2 Snunit Street, Science Park
POB 455
Carmiel, Israel 20100
Re:     Protalix BioTherapeutics, Inc. — Offering of 4,000,000 Shares of Common Stock
Ladies and Gentlemen:
     We have acted as counsel to Protalix BioTherapeutics, Inc., a Florida corporation (the “Company”), in connection with the offering by the Company of 4,000,000 shares of the Company’s common stock, $0.001 par value (the “Shares”) pursuant to a registration statement on Form S-3 (Registration Statement No. 333-171615) (the “Registration Statement”) filed with the Securities and Exchange Commission (the “Commission”) under the Securities Act of 1933, as amended (the “Securities Act”), the prospectus dated January 13, 2011 (the “Base Prospectus”), and the prospectus supplement dated March 17, 2011, filed with the Commission pursuant to Rule 424(b) of the Rules and Regulations of the Securities Act (the “Prospectus Supplement”).
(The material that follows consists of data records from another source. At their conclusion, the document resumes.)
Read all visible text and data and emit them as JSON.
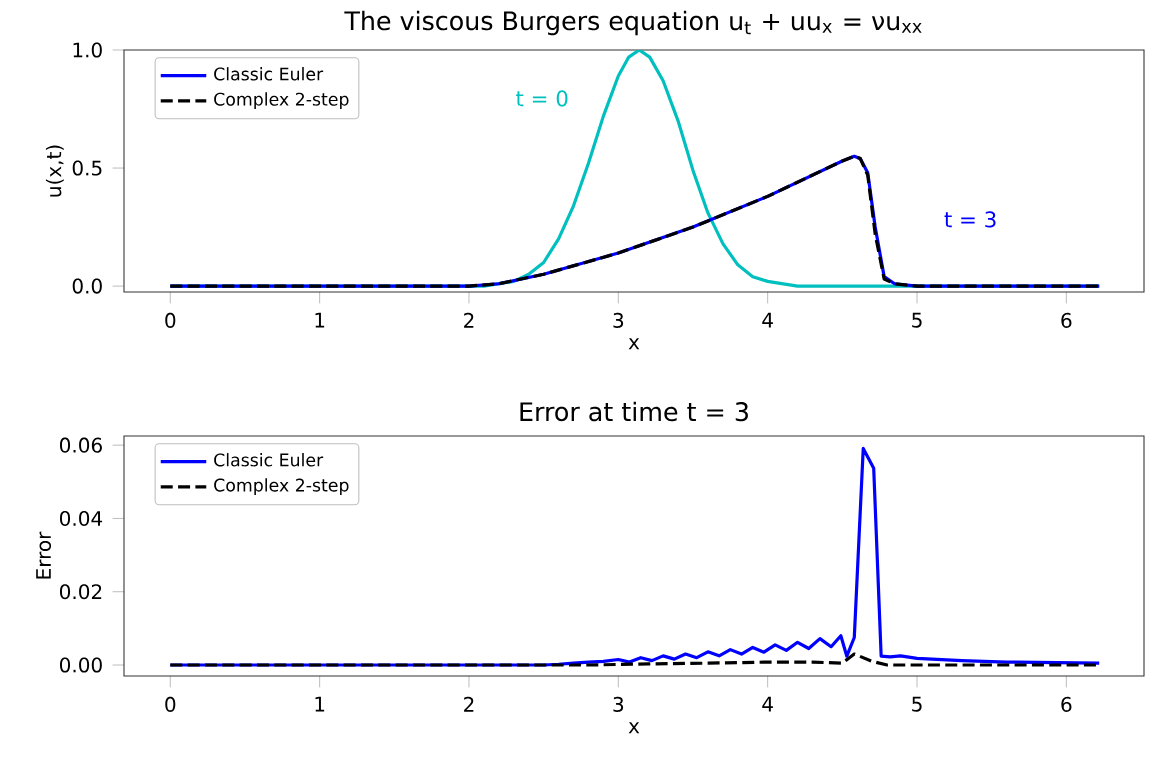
{
  "chart_data": [
    {
      "type": "line",
      "title": "The viscous Burgers equation  u$_{t}$ + uu$_{x}$ = νu$_{xx}$",
      "xlabel": "x",
      "ylabel": "u(x,t)",
      "xlim": [
        -0.31,
        6.52
      ],
      "ylim": [
        -0.025,
        1.0
      ],
      "xticks": [
        0,
        1,
        2,
        3,
        4,
        5,
        6
      ],
      "yticks": [
        {
          "value": 0,
          "label": "0.0"
        },
        {
          "value": 0.5,
          "label": "0.5"
        },
        {
          "value": 1.0,
          "label": "1.0"
        }
      ],
      "legend": "top left",
      "series": [
        {
          "color": "#00bfbf",
          "line_style": "solid",
          "x": [
            0,
            2.1,
            2.3,
            2.4,
            2.5,
            2.6,
            2.7,
            2.8,
            2.9,
            3.0,
            3.07,
            3.14,
            3.21,
            3.3,
            3.4,
            3.5,
            3.6,
            3.7,
            3.8,
            3.9,
            4.0,
            4.2,
            6.22
          ],
          "values": [
            0,
            0,
            0.02,
            0.05,
            0.1,
            0.2,
            0.34,
            0.52,
            0.72,
            0.89,
            0.97,
            1.0,
            0.97,
            0.87,
            0.7,
            0.49,
            0.31,
            0.18,
            0.09,
            0.04,
            0.02,
            0,
            0
          ]
        },
        {
          "name": "Classic Euler",
          "color": "#0000ff",
          "line_style": "solid",
          "x": [
            0,
            2.0,
            2.2,
            2.5,
            3.0,
            3.5,
            4.0,
            4.5,
            4.58,
            4.62,
            4.67,
            4.72,
            4.78,
            4.85,
            5.0,
            6.22
          ],
          "values": [
            0,
            0,
            0.01,
            0.05,
            0.14,
            0.25,
            0.38,
            0.53,
            0.55,
            0.54,
            0.48,
            0.25,
            0.04,
            0.01,
            0,
            0
          ]
        },
        {
          "name": "Complex 2-step",
          "color": "#000000",
          "line_style": "dashed",
          "x": [
            0,
            2.0,
            2.2,
            2.5,
            3.0,
            3.5,
            4.0,
            4.5,
            4.58,
            4.62,
            4.67,
            4.72,
            4.78,
            4.85,
            5.0,
            6.22
          ],
          "values": [
            0,
            0,
            0.01,
            0.05,
            0.14,
            0.25,
            0.38,
            0.53,
            0.55,
            0.54,
            0.47,
            0.22,
            0.03,
            0.01,
            0,
            0
          ]
        }
      ],
      "annotations": [
        "t = 0",
        "t = 3"
      ]
    },
    {
      "type": "line",
      "title": "Error at time t = 3",
      "xlabel": "x",
      "ylabel": "Error",
      "xlim": [
        -0.31,
        6.52
      ],
      "ylim": [
        -0.003,
        0.0625
      ],
      "xticks": [
        0,
        1,
        2,
        3,
        4,
        5,
        6
      ],
      "yticks": [
        {
          "value": 0,
          "label": "0.00"
        },
        {
          "value": 0.02,
          "label": "0.02"
        },
        {
          "value": 0.04,
          "label": "0.04"
        },
        {
          "value": 0.06,
          "label": "0.06"
        }
      ],
      "legend": "top left",
      "series": [
        {
          "name": "Classic Euler",
          "color": "#0000ff",
          "line_style": "solid",
          "x": [
            0,
            2.5,
            2.6,
            2.7,
            2.8,
            2.9,
            3.0,
            3.075,
            3.15,
            3.225,
            3.3,
            3.375,
            3.45,
            3.525,
            3.6,
            3.675,
            3.75,
            3.825,
            3.9,
            3.975,
            4.05,
            4.125,
            4.2,
            4.275,
            4.35,
            4.425,
            4.49,
            4.53,
            4.58,
            4.64,
            4.71,
            4.76,
            4.82,
            4.89,
            5.0,
            5.3,
            5.6,
            6.22
          ],
          "values": [
            0,
            0,
            0.0002,
            0.0005,
            0.0008,
            0.001,
            0.0015,
            0.0008,
            0.002,
            0.0012,
            0.0025,
            0.0016,
            0.003,
            0.002,
            0.0036,
            0.0025,
            0.0042,
            0.003,
            0.0048,
            0.0035,
            0.0055,
            0.004,
            0.0062,
            0.0045,
            0.0072,
            0.005,
            0.008,
            0.0024,
            0.0075,
            0.0591,
            0.0537,
            0.0024,
            0.0022,
            0.0025,
            0.0018,
            0.0012,
            0.0008,
            0.0005
          ]
        },
        {
          "name": "Complex 2-step",
          "color": "#000000",
          "line_style": "dashed",
          "x": [
            0,
            2.8,
            3.2,
            3.6,
            4.0,
            4.3,
            4.5,
            4.58,
            4.7,
            4.8,
            5.0,
            6.22
          ],
          "values": [
            0,
            0,
            0.0003,
            0.0005,
            0.0008,
            0.0008,
            0.0005,
            0.003,
            0.001,
            0,
            0,
            0
          ]
        }
      ]
    }
  ]
}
The Base Prospectus and the Prospectus Supplement are collectively referred to as the “Prospectus.” This opinion is being rendered in connection with the offering and sale by the Company of the Shares pursuant to an underwriting agreement (the “Underwriting Agreement”) dated March 17, 2011 between the Company and the several Underwriters named in Schedule II thereto, acting through Citigroup Global Markets Inc. and Barclays Capital Inc. as their Representatives. The Shares were sold by the Company in the manner described in the Registration Statement and the Prospectus.
     In connection with this opinion, we have examined such corporate records, documents, instruments, certificates of public officials and of the Company and such questions of law as we have deemed necessary for the purpose of rendering the opinions set forth herein.
     In such examination, we have assumed the genuineness of all signatures and the authenticity of all items submitted to us as originals and the conformity with originals of all items submitted to us as copies.
     Based on the foregoing, and subject to the further assumptions and qualifications set forth below, it is our opinion that when the necessary corporate action on the part of the Company has been taken to authorize the issuance and sale of the Shares, and when the Shares are issued and delivered in accordance with the Underwriting Agreement against payment therefor for the

 


 

consideration approved by the Company’s Board of Directors, the Shares will be validly issued, fully-paid and non-assessable.
     Please note that we are opining only as to the matters expressly set forth herein, that no opinion should be inferred as to any other matter. We are opining herein as to the Florida Business Corporation Act as in effect on the date hereof, which includes the statutory provisions and also all applicable provisions of the Florida Constitution and reported judicial decisions interpreting those laws, and we express no opinion with respect to any other laws, rules or regulations. In rendering the foregoing opinion, we have relied, for matters involving Florida law, solely on the opinion of Shutts & Bowen LLP, Miami, Florida. This opinion is based upon currently existing laws, rules, regulations and judicial decisions, and we disclaim any obligation to advise you of any change in any of these sources of law or subsequent legal or factual developments which might affect any matters or opinions set forth herein.
     We hereby consent to the use of this opinion as Exhibit 5.1 to the Company’s amended Current Report on Form 8-K/A to be filed with the Commission on or about March 23, 2011, which will be incorporated by reference in the Registration Statement, and to the reference to us under the caption “Legal Matters” in the prospectus included in the Registration Statement. In giving such consent, we do not hereby admit that we are acting within the category of persons whose consent is required under Section 7 of the Securities Act or the rules or regulations of the Commission thereunder.